Now, if you’ve had to work out with a mask on, you know it can be pretty comfortable. It’s harder to breathe with something blocking the airflow to and from your mouth and nose. And it feels hotter with a mask on, especially as you start to sweat. Your heart rate’s a little higher than normal because your body is working harder as well. With all that being said, you can still safely exercise with a mask on, you just need to make a few adjustments here and there.
To start, know your body and know when to stop. If you start to feel dizzy, lightheaded, or more tired than usual, take a break (and make sure you’re keeping hydrated). Take longer or more frequent breaks between exercises, take walking breaks throughout your runs, etc. Eventually, if you stick with it, those breaks will become shorter as you get stronger.

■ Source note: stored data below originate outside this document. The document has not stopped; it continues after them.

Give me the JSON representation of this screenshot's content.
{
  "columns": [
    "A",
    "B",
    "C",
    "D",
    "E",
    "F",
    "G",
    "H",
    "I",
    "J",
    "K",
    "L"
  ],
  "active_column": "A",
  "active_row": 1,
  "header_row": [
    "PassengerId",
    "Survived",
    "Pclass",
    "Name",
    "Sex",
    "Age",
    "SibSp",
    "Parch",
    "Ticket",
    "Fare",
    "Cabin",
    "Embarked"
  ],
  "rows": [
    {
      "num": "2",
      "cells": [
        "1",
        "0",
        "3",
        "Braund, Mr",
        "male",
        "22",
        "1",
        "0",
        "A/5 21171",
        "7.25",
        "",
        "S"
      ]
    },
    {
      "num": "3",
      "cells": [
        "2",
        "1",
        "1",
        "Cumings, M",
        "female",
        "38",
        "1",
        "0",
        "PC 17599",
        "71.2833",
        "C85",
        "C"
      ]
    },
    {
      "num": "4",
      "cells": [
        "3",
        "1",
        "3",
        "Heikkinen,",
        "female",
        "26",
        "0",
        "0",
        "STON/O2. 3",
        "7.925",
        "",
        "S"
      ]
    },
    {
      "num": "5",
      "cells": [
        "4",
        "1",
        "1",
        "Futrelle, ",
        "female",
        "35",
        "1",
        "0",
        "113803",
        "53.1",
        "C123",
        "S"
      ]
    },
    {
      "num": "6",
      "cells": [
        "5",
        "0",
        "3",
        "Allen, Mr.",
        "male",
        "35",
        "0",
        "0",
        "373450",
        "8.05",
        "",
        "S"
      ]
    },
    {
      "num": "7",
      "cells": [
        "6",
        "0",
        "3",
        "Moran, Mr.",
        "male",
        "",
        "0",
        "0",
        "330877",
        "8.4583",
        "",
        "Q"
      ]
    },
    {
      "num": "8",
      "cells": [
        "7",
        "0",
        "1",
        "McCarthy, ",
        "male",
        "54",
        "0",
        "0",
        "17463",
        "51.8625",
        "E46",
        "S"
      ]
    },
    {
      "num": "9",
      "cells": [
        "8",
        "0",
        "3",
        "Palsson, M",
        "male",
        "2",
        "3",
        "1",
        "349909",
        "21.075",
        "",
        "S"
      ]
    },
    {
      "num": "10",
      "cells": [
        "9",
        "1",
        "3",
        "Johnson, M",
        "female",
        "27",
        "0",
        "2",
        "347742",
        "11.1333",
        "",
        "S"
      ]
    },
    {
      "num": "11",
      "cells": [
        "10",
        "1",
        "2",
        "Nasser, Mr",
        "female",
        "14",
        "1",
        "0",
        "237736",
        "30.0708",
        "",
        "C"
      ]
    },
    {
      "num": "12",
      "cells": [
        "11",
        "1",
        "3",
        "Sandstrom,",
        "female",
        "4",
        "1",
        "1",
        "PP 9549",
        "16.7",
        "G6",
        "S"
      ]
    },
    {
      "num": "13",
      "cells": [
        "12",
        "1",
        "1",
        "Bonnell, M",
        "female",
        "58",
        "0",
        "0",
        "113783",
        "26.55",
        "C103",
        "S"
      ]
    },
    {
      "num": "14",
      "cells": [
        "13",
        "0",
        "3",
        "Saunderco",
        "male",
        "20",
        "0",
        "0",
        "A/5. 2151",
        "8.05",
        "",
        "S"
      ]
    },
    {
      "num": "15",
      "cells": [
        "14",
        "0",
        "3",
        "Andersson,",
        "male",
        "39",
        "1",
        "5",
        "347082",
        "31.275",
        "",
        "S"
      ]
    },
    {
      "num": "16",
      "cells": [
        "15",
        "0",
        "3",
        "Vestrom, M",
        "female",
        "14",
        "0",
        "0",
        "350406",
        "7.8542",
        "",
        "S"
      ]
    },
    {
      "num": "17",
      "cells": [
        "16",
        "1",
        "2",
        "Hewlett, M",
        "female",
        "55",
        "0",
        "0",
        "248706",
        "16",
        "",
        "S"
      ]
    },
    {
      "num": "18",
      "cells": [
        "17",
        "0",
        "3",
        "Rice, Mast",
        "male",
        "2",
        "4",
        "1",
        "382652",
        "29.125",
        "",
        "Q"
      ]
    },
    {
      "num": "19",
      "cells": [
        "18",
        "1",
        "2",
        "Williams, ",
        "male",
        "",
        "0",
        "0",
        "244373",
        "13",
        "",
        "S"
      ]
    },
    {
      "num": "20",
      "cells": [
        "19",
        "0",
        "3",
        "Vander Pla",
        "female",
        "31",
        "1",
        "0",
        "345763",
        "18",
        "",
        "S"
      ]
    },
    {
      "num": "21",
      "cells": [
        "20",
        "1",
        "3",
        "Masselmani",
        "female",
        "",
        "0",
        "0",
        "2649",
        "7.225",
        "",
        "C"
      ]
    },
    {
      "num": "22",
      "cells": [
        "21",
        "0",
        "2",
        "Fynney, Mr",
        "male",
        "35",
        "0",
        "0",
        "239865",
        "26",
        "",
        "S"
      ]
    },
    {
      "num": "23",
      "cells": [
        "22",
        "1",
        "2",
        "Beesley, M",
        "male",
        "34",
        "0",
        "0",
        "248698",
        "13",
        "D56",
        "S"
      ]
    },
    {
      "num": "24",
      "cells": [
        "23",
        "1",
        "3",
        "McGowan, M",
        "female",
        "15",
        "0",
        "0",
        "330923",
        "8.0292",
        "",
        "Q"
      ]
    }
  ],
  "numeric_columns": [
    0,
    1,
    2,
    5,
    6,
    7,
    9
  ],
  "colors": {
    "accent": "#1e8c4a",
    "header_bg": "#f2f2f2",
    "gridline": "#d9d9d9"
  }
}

There are also many types of masks made of different materials and in varying styles. Find the ones that work best for you. Avoid masks that’ll get wet and soggy easily, especially if you sweat a lot. It’s also a good idea to bring more masks to switch out with. It tends to get even harder to breathe once masks get wet. And think about getting masks that will be easier to pull down when you have room to take a breather. Some sports-wear companies are also making masks that are more exercise-friendly, so check those out (and let us know which ones you like best!).
Rethink your workouts. You might have to have to set your bar a little lower or aim for different goals. Instead of focusing on speed, for example, aim for endurance. Having to work out with a mask on inevitably changes things. Don’t forget to adjust your workouts accordingly, at least at the beginning until you get used to working out with a mask on and learn your own limits. Start slow and work up.
A proper warm-up will also give you an idea for how breathing will be like once you start working out and getting your heart rate up. For some people, the mental aspect of having to work out with a mask on is enough to discourage them from pushing harder. Wearing a mask doesn’t mean you can’t do both.
We’ve worked out how to safely have fitness classes in person during these unusual times, and part of that is asking people to wear masks when they get together–it’s a compromise we’re all willing to make because your health comes first!